Enfin, un état de superposition peut également coïncider avec l'expérience quotidienne du contrôle de ses actions et de l'évolution des événements dans le monde extérieur, ce que l'on appelle «sens de l'agence« , qui constitue une caractéristique centrale de l'expérience humaine.
Trois expériences
Pour tester ces hypothèses, les deux neuroscientifiques ont préparé trois expériences avec des mouches des fruits et des organoïdes cérébraux (petites structures de neurones cultivées à partir de cellules souches humaines).

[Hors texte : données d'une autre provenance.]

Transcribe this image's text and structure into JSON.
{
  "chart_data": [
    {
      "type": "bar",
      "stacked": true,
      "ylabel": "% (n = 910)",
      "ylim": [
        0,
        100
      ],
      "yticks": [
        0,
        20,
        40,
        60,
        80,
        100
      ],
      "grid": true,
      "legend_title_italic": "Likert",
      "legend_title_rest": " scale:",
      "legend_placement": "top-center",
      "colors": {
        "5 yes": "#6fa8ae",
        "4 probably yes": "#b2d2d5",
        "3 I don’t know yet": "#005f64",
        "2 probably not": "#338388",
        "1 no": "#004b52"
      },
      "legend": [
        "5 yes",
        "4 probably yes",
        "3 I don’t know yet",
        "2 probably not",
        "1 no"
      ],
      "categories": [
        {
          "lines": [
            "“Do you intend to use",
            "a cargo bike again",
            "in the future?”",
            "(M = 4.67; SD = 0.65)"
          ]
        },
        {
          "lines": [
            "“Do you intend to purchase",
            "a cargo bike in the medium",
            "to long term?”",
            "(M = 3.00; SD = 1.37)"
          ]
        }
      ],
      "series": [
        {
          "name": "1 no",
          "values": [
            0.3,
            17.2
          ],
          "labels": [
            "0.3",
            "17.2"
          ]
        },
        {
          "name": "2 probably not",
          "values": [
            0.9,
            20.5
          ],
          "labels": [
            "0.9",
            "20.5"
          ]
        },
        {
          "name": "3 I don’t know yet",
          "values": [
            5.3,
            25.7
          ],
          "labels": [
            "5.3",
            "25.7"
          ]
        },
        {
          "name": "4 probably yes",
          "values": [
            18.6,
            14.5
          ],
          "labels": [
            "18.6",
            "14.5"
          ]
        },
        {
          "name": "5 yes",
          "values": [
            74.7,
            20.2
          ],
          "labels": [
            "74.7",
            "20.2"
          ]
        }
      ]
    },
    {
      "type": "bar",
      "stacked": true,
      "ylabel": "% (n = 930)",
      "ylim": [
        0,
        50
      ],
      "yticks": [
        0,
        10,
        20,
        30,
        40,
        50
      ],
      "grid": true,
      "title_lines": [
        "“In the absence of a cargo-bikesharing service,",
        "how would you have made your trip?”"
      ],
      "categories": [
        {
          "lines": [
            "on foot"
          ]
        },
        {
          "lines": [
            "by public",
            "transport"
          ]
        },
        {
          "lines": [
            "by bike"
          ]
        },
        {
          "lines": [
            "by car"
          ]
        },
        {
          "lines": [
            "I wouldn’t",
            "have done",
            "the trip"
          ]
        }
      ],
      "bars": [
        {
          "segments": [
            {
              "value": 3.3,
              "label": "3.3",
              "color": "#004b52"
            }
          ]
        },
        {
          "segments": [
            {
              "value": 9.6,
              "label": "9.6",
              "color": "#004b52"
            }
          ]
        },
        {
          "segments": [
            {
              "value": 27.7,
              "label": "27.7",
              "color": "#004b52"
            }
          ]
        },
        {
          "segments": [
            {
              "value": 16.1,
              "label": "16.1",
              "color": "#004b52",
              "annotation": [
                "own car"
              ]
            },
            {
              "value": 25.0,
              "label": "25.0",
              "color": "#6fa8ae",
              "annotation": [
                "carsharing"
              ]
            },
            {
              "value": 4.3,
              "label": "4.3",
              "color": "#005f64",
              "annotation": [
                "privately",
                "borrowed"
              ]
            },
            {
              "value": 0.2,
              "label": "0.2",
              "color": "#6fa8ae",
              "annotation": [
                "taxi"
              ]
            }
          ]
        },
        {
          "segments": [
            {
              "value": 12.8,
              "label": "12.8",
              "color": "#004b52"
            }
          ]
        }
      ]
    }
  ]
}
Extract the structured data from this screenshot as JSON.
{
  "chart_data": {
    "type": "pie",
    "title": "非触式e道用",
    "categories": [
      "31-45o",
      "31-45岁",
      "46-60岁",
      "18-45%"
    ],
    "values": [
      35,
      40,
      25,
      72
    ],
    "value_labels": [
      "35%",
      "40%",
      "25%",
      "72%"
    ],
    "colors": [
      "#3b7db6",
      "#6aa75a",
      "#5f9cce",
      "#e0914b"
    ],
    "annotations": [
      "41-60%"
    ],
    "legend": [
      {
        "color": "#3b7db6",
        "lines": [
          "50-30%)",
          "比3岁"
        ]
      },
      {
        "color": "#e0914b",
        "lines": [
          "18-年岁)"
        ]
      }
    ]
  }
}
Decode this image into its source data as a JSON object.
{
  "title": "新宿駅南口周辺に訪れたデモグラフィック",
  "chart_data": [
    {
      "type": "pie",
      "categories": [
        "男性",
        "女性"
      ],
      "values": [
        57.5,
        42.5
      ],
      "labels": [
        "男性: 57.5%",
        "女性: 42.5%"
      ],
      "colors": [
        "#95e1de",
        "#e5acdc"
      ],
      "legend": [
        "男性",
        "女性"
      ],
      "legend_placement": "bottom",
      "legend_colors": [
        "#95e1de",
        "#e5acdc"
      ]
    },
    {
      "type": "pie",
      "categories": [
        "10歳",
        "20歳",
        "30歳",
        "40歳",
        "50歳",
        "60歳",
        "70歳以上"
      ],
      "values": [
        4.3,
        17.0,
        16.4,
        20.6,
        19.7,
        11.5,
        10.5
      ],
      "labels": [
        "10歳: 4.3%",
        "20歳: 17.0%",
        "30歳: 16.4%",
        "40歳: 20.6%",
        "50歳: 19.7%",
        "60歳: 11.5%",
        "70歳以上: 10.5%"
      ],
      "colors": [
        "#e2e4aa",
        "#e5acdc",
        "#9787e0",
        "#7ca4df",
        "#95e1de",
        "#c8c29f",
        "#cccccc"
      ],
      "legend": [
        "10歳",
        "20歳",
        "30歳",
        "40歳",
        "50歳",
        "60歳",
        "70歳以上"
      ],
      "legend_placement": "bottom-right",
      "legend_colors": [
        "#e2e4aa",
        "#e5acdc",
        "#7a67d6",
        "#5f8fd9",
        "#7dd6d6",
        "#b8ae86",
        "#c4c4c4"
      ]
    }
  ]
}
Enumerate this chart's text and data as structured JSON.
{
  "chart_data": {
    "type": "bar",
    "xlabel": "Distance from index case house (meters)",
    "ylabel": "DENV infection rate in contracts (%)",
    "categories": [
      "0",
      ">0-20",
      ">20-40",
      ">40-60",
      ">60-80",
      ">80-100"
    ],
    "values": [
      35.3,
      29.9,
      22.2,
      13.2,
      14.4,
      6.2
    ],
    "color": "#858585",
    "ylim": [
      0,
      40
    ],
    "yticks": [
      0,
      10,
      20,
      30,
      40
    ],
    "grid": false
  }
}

On sait que le gaz xénon peut agir comme anesthésique. Une expérience précédente suggérait que le pouvoir anesthésique du xénon dépend de ses isotopes spécifiques (variantes du même élément avec un nombre différent de neutrons).
Les auteurs proposent que si les mouches des fruits et les organoïdes peuvent détecter différents isotopes du xénon, ils pourraient étudier comment un gaz inerte peut atteindre cette forme de conscience. Cela pourrait être dû à la petite différence dans la masse des isotopes ou à leur spin nucléaire et clarifierait peut-être l’origine quantique de la conscience.
Qubits biologiques et artificiels
L’idée de la deuxième expérience est de coupler des qubits à des organoïdes cérébraux pour permettre un entrelacement entre qubits biologiques et artificiels. Les résultats de la première expérience aideront à concevoir cette deuxième expérience.
Enfin, avec une troisième expérience, ils proposent d’améliorer la conscience humaine en couplant de manière entrelacée des états quantiques créés en laboratoire à un cerveau humain.
Cette dernière expérience est encore conceptuelle et cherche à induire un état de conscience élargi similaire à celui vécu sous l’influence de substances comme l’ayahuasca ou la psilocybine.
Combler les distances
Ces trois expériences cherchent à « combler le fossé entre les systèmes microscopiques et macroscopiques, comme le cerveau, et à offrir des réponses au mystère de la conscience », comme l'expliquent Neven et Koch.
En cas de succès, ils pourraient ouvrir de nouvelles voies pour la recherche et le traitement des maladies neurologiques, ainsi que pour l’explication de la conscience, l’aspect le plus lucide de l’expérience humaine dont nous sommes encore très peu conscients.